Shandril les dio las gracias a todos y, después, envuelta entre los brazos de Narm, despegaron lentamente de la tierra. Ambos estaban mudos de asombro mientras se elevaban juntos a través de un cielo claro. El luminoso disco de Tymora se elevó en silencio mientras Rathan los seguía con los ojos.

—Espero que Tymora vuelva a enviarme su santo símbolo —dijo mientras veía cómo la débil luz se alejaba hacia el este por encima del bosque.

—Y yo espero —dijo Storm— que tengan el juicio suficiente para mantenerse alejados de Myth Drannor.

—Yo me ocuparé de eso, hermana —dijo una suave voz desde arriba mientras un halcón negro emergía de la niebla y se alejaba de ellos volando en ascenso hacia el este.

Elminster gruñó:

—¡Vaya, creo que tendré que mantener los ojos bien abiertos a cuanto se le pueda ocurrir hacer a ésta para conseguir fuego mágico, también! —Y, transformándose a su vez en águila, desapareció rápidamente en el cielo.

Aquéllos que permanecían todavía sobre el solar de la antigua cabaña de Sylune se miraron unos a otros, y luego a la gente del valle que regresaba a toda prisa hacia la torre mientras las espadas comenzaban a brillar entre los árboles.

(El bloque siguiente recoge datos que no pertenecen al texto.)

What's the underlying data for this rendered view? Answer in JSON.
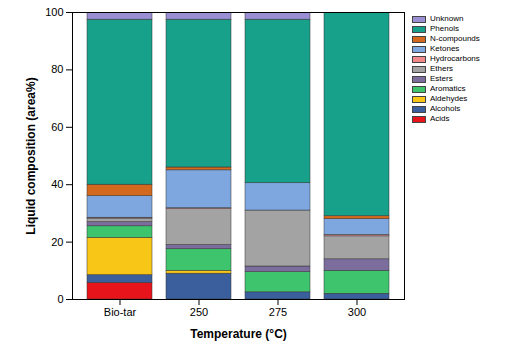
{
  "chart_data": {
    "type": "bar",
    "stacked": true,
    "xlabel": "Temperature (°C)",
    "ylabel": "Liquid composition (area%)",
    "categories": [
      "Bio-tar",
      "250",
      "275",
      "300"
    ],
    "ylim": [
      0,
      100
    ],
    "yticks": [
      0,
      20,
      40,
      60,
      80,
      100
    ],
    "legend": "right",
    "series": [
      {
        "name": "Acids",
        "color": "#e8141c",
        "values": [
          5.8,
          0,
          0,
          0
        ]
      },
      {
        "name": "Alcohols",
        "color": "#3a5f9c",
        "values": [
          2.7,
          9,
          2.5,
          2
        ]
      },
      {
        "name": "Aldehydes",
        "color": "#f7c617",
        "values": [
          13,
          1,
          0,
          0
        ]
      },
      {
        "name": "Aromatics",
        "color": "#3ec46d",
        "values": [
          4,
          7.5,
          7,
          8
        ]
      },
      {
        "name": "Esters",
        "color": "#7b6d9c",
        "values": [
          1.5,
          1.5,
          2,
          4
        ]
      },
      {
        "name": "Ethers",
        "color": "#a3a3a3",
        "values": [
          1.2,
          12.5,
          19.5,
          8
        ]
      },
      {
        "name": "Hydrocarbons",
        "color": "#f08a8a",
        "values": [
          0.3,
          0.3,
          0,
          0.5
        ]
      },
      {
        "name": "Ketones",
        "color": "#7ea7e0",
        "values": [
          7.5,
          13.2,
          9.5,
          5.5
        ]
      },
      {
        "name": "N-compounds",
        "color": "#d2691e",
        "values": [
          4,
          1,
          0,
          1
        ]
      },
      {
        "name": "Phenols",
        "color": "#17a08a",
        "values": [
          57.5,
          51.5,
          57,
          71
        ]
      },
      {
        "name": "Unknown",
        "color": "#9a8fd2",
        "values": [
          2.5,
          2.5,
          2.5,
          0
        ]
      }
    ]
  }
}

Los Arpistas y los guardias del valle estaban combatiendo con unos hombres vestidos con abigarrados atuendos de cuero; mercenarios, a juzgar por su aspecto.

Jhessail suspiró.

—Bien; vuelta a la lucha otra vez —dijo con resignación.

—Sí —asintió Storm—. Como siempre.

Y sacaron espadas, una varita y dos mazas y se zambulleron en la refriega. Como siempre.